En
Chile, al sur de la provincia de Arauco y frente a la isla Mocha –donde dicen
que habitó la ballena Moby Dick–, se encuentra Tirúa. Significa “lugar de
encuentro” en mapudungun, la lengua mapuche. Es tierra lavkenche. Tierra de
mapuches, que viven en cercano contacto con su tierra y con el mar, que los
acompaña en esta larga costa del Pacífico.
Desde
el año 2000, esta tierra acoge a una comunidad de jesuitas en misión, en la que
yo estoy desde hace dos años. ¿Cómo entendemos esta misión? Como una presencia
de Iglesia, insertos en una comunidad indígena e intentando caminar junto al
pueblo mapuche en su vida cotidiana y en sus búsquedas; colaboramos con otros
en algunos proyectos sociales y culturales para los habitantes de esta tierra y
acompañamos a los católicos del lugar.
Nuestra
tradición como jesuitas en el mundo mapuche es de larga data.
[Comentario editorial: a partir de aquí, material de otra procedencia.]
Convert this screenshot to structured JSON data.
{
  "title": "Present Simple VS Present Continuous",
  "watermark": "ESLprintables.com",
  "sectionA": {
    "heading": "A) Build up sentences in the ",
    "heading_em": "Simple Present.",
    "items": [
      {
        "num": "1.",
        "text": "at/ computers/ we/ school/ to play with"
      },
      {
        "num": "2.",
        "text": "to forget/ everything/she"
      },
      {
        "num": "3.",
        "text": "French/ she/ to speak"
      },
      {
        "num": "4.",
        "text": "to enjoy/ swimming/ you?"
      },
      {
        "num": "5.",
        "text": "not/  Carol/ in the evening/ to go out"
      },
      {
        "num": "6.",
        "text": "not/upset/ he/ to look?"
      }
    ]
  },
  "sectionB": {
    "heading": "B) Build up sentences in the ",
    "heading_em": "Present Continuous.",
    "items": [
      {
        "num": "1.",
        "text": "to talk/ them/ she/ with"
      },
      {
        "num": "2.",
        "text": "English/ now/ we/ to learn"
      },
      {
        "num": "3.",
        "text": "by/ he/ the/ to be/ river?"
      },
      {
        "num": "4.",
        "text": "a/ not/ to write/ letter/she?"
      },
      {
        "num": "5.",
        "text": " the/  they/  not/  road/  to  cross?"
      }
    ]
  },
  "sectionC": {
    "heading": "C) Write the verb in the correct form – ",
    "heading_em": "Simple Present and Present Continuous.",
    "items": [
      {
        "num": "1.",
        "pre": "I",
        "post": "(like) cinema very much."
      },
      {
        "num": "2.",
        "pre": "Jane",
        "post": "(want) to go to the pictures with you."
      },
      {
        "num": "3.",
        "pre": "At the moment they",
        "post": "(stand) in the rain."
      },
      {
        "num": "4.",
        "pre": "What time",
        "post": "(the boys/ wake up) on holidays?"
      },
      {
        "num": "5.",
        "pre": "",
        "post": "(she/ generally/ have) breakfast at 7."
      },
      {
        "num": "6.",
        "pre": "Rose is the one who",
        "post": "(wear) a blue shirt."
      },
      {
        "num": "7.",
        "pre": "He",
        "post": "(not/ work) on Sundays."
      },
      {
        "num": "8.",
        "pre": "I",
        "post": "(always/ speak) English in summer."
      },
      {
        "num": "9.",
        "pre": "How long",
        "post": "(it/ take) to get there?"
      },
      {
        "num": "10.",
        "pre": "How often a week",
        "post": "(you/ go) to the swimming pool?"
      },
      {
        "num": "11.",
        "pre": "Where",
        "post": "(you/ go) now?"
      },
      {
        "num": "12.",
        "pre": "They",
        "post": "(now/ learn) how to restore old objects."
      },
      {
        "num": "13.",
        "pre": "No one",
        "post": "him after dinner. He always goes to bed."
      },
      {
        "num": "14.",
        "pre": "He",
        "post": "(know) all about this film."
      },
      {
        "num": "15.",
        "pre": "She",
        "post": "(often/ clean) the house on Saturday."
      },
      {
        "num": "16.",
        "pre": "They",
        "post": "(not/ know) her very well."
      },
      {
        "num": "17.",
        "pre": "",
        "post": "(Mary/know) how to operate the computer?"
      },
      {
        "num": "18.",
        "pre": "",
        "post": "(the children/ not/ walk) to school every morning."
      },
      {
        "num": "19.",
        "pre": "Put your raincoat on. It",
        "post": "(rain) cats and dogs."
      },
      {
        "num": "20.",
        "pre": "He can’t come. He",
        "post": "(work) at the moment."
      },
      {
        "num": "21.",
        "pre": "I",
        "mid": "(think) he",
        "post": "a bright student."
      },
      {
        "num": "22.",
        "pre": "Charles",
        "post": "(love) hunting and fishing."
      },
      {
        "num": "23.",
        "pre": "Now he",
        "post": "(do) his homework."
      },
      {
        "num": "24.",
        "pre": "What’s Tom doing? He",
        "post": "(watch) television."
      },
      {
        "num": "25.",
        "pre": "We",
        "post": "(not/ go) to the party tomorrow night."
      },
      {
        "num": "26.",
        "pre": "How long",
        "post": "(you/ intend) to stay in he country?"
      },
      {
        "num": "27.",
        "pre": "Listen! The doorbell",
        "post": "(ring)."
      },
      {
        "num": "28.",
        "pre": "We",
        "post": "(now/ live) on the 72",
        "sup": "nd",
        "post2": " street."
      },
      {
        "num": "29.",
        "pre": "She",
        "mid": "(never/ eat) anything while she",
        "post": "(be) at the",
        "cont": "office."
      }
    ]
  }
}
En 1596, los
primeros compañeros que cruzaron el río Biobío se internaron en su territorio con
el objetivo de compartir la Buena Noticia con los hombres y mujeres de esta
“nueva tierra”. La mentalidad y los métodos eran acordes a su tiempo; el
Evangelio, el mismo. Pronto se dan cuenta de que este mensaje no penetraría si
las injusticias y abusos cometidos por los españoles conquistadores no
terminaban. Trabajaron por eso, en el territorio y en contacto con las
autoridades del reino.
La
expulsión de la Compañía de estas tierras en el siglo XVIII terminó con nuestra
presencia. A nuestro regreso, fueron otras las opciones, hasta que, en la
década de 1980, el padre Mariano Campos Menchaca se vinculó con la tierra de
Sara de Lebu, donde puso su corazón. Solo estaba él.
Después
de una larga búsqueda, impulsada por jesuitas en formación y recién ordenados,
un nuevo grupo de compañeros vuelve a pisar esta tierra. El mismo Evangelio de
Jesús. La moción: retomar el contacto de la Compañía de Jesús con el mundo
mapuche. La opción: entrar en la vida de este pueblo desde el mundo rural,
sabiéndonos extranjeros.
En
Tirúa, un porcentaje importante de su población es mapuche, y esta se estaba ya
entonces organizando. Por otro lado, había una presencia eclesial lejana, con
una parroquia a 73 kilómetros, que atendía un territorio extenso y a más de
cincuenta capillas.
Estando
ya en el territorio, fuimos invitados a ser vecinos de la familia Huenumán
Antivil. Y, junto a ellos, con todos los que viven en la comunidad Anillén, del
sector Las Misiones. Don Teodoro y la papai Marcelina nos recibieron como
verdaderos hijos. Después de estos primeros años, cuando ya hemos despedido a
nuestros queridos vecinos, quienes se han ido a reunir con Chaw Dios y sus
antepasados, es mucha la gratitud que le debemos a esta familia.
Las
presencias han sido diversas. El Hogar de Cristo, con su acompañamiento de las
familias, adultos mayores y preescolares. La Asociación Indígena de Tejedoras
Relmu Witral, con su intento de rescatar este arte ancestral, haciendo el
esfuerzo de comercializar sus tejidos y ayudar en el sustento de sus familias.
La
Pastoral Mapuche de la arquidiócesis, que reúne en diálogo y oración a quienes
buscan rescatar sus propios modos de relacionarse con Dios. La parroquia y su
deseo de acompañar a las familias católicas, repartidas en 14 comunidades por
distintos lugares de la comunidad.
Nuestro
vivir aquí sirve también de puente entre las necesidades de quienes viven en
estas tierras y los deseos de ayudar de nuestras redes de amigos y familias.
Estos
dos años, para mí, han estado llenos de invitaciones y de aprendizajes en
proceso. Lo primero tiene que ver con el ritmo de la vida, donde han entrado en
conflicto el propio de la tierra y de las relaciones con el de la informática y
los resultados rápidos.
Todo
el primer año, la prioridad fue llegar. ¡Un largo viaje en carreta! Conocer a
los vecinos, trabajar la tierra, visitar, estar, conocer a las personas… Sin
imponer metas ni objetivos. Sin poner la tarea, sino anteponer la relación.